On Fri, Nov 04, 2011 at 08:32:40AM +0100, Lukas Fleischer wrote:
On Thu, Nov 03, 2011 at 07:56:56PM -0700, Linus Arver wrote:
On Thu, Nov 03, 2011 at 08:25:27AM +0100, Lukas Fleischer wrote:
On Wed, Nov 02, 2011 at 06:13:52PM -0700, Linus Arver wrote:
On Wed, Nov 02, 2011 at 08:59:15PM -0400, Dave Reisner wrote:
On Wed, Nov 02, 2011 at 05:49:27PM -0700, Linus Arver wrote:
For all vcs prototypes, we currently create a temporary build directory. However, we do not delete it after we are done creating the package. This wastes disk space.
We already do a "rm -rf" on the build directories every time after we do a checkout anyway, so this patch doesn't really change anything.
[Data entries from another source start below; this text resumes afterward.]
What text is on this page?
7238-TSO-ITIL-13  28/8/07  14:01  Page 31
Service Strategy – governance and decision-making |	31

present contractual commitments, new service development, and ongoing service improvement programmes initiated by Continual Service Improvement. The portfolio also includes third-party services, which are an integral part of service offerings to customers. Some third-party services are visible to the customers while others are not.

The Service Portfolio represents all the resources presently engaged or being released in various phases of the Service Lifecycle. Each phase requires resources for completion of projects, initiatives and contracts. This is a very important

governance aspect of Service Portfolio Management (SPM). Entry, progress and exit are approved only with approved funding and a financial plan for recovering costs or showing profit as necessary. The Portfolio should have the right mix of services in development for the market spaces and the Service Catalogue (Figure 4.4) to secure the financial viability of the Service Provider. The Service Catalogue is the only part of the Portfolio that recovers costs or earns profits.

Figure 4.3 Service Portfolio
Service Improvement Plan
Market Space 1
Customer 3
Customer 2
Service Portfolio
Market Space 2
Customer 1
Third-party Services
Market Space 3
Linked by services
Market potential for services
Big -1 from me. This prevents repackaging.
dave
[...]
I'm thinking of keeping this patch, but just as a comment for all the thousands of AUR packagers who blindly use the prototype without taking into account their particular needs.
Any objections?
Putting a comment there might encourage AUR packagers to uncomment that, especially if they don't know what they're doing. On the other side, users, who know how makepkg(1) works, also know how to clean/remove the build directory and don't need such a comment... My two cents.
So you're suggesting
# code
instead of
# comment # code
No, I'm suggesting not to patch anything. Don't mention the `rm -rf` stuff - just keep it as it is right now. The comment will confuse novice packagers (and novice users who try to repackage stuff!) and won't help advanced packagers.
Ok, I'm discarding this patch from the next series.
? Well, if that's the case then I must disagree --- I *despise* it when there's code commented out with zero explanation. Looking back, I can see that the comment I wrote is rather verbose; I'll shorten it to a one-liner, for now, like this:
# save disk space # rm -rf /temp/build/dir
Everyone loves one-liner comments, right?
-Linus
P.S. I'll wait and let the discussion die down for a few days this time before releasing v3 of this patch series... the traffic for ABS patches is nearly non-existant anyway.